Barnaby's claws swiped at Silas's throat.

Silas didn't dodge. He swung the shovel.

Corpse Collector Ability: Touch of the Grave.

He channeled his own cold energy into the iron blade.

CLANG.

The shovel hit the corpse's head. It didn't just break bone; it froze the flesh on impact. The black ichor turned to ice.

​The Spirit detached from the body, flying at Silas. It passed through the shovel.

It tried to possess him.

It flew right into Silas's chest.

​Silas gasped. He felt a freezing intrusion in his heart.

But he was an Undertaker. His body was a vessel for death.

He grabbed his own chest. He willed his aura to consume the intruder.

"I said... quiet."

​Inside his soul, a grey vortex opened. It grabbed the red phantom.

The phantom shrieked in confusion—it had tried to possess a house that was already occupied by a void.

Silas clamped his hand over the corpse's heart.

He drained the warmth. He drained the Tar-fire.

​The red light in Barnaby's eyes faded.

The spirit dissipated, shredded by Silas's aura.

Barnaby Tate fell back into the coffin, just a dead body once more.

​[The Payment]

​Silas stood in the open grave, panting.

He felt... fuller.

The cold in his bones was less biting. He had absorbed a fraction of the spirit's energy.

Is this how I grow? Silas wondered. By eating the dead?

​Jericho peered over the edge of the grave. The priest looked pale.

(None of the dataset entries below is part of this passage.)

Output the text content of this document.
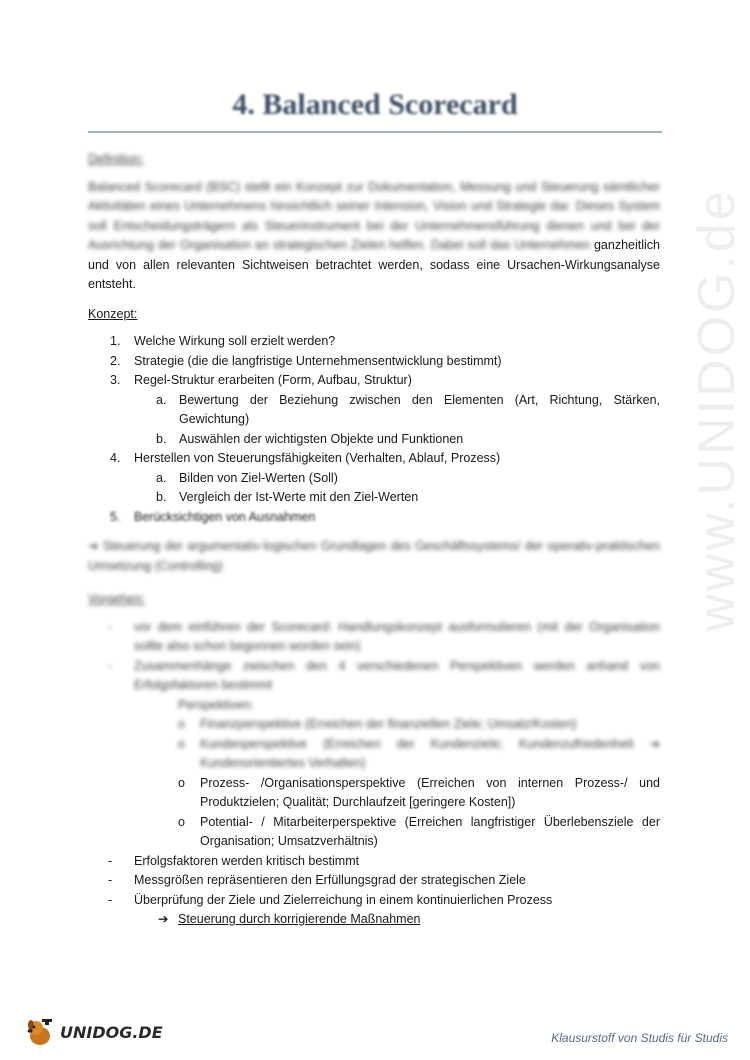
www.UNIDOG.de
4. Balanced Scorecard

Definition:

Balanced Scorecard (BSC) stellt ein Konzept zur Dokumentation, Messung und Steuerung sämtlicher Aktivitäten eines Unternehmens hinsichtlich seiner Intension, Vision und Strategie dar. Dieses System soll Entscheidungsträgern als Steuerinstrument bei der Unternehmensführung dienen und bei der Ausrichtung der Organisation an strategischen Zielen helfen. Dabei soll das Unternehmen ganzheitlich und von allen relevanten Sichtweisen betrachtet werden, sodass eine Ursachen-Wirkungsanalyse entsteht.

Konzept:

1. Welche Wirkung soll erzielt werden?
2. Strategie (die die langfristige Unternehmensentwicklung bestimmt)
3. Regel-Struktur erarbeiten (Form, Aufbau, Struktur)
a. Bewertung der Beziehung zwischen den Elementen (Art, Richtung, Stärken, Gewichtung)
b. Auswählen der wichtigsten Objekte und Funktionen
4. Herstellen von Steuerungsfähigkeiten (Verhalten, Ablauf, Prozess)
a. Bilden von Ziel-Werten (Soll)
b. Vergleich der Ist-Werte mit den Ziel-Werten
5. Berücksichtigen von Ausnahmen

➔ Steuerung der argumentativ-logischen Grundlagen des Geschäftssystems/ der operativ-praktischen Umsetzung (Controlling)

Vorgehen:

- vor dem einführen der Scorecard: Handlungskonzept ausformulieren (mit der Organisation sollte also schon begonnen worden sein)
- Zusammenhänge zwischen den 4 verschiedenen Perspektiven werden anhand von Erfolgsfaktoren bestimmt

Perspektiven:

o Finanzperspektive (Erreichen der finanziellen Ziele; Umsatz/Kosten)
o Kundenperspektive (Erreichen der Kundenziele; Kundenzufriedenheit ➔ Kundenorientiertes Verhalten)
o Prozess- /Organisationsperspektive (Erreichen von internen Prozess-/ und Produktzielen; Qualität; Durchlaufzeit [geringere Kosten])
o Potential- / Mitarbeiterperspektive (Erreichen langfristiger Überlebensziele der Organisation; Umsatzverhältnis)
- Erfolgsfaktoren werden kritisch bestimmt
- Messgrößen repräsentieren den Erfüllungsgrad der strategischen Ziele
- Überprüfung der Ziele und Zielerreichung in einem kontinuierlichen Prozess

➔ Steuerung durch korrigierende Maßnahmen

UNIDOG.DE	Klausurstoff von Studis für Studis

"Lord have mercy," Jericho whispered. "You didn't just salt him. You... you ate his haunt."

​Silas climbed out. He wiped the black ichor from his shovel.

"He's quiet now. Pay me."

​Jericho tossed him a heavy pouch. Coins clinked.

"You're a dangerous man, Silas Vane," Jericho said, eyeing him warily. "Most Undertakers just suppress the spirits. You... you metabolized it."

​"I'm hungry," Silas said simply.

​He looked down at the peaceful corpse.

"What did he see in the mines, Jericho? What turned him into that?"

​Jericho stopped smiling. He looked toward the dark mountains looming over the town.

"He saw the Mother Lode," Jericho whispered. "Deep in Shaft 4. The miners say they broke into a chamber that wasn't made of rock. A chamber made of flesh."

​Silas looked at the mountain. He felt a pull. A hunger.

"Flesh," Silas repeated.

​[The Interruption]

​Suddenly, a bell rang in the distance.

Not a church bell.

A Fog Bell.

The thick smog from the refinery was rolling down the hill, swallowing the town.

But this fog was different. It was moving against the wind. And inside the fog, Silas saw shapes. Tall, spindly shapes walking on stilts.

​"Get inside," Jericho hissed, extinguishing the lantern. "The Fog-Walkers are hunting tonight. If they see you, they don't just kill you. They wipe your name from history."

​They retreated into the church, barring the door.

Silas watched through a crack in the wood.

Outside, in the swirling grey mist, a creature twenty feet tall, with legs like spider silk and a lantern for a head, walked silently past the graveyard gate.

It paused. It shone its light on Silas's empty grave.

Then it moved on, toward the town.

​"Welcome to Blackwater Creek," Jericho poured another drink, his hands shaking. "Try not to get eaten before breakfast."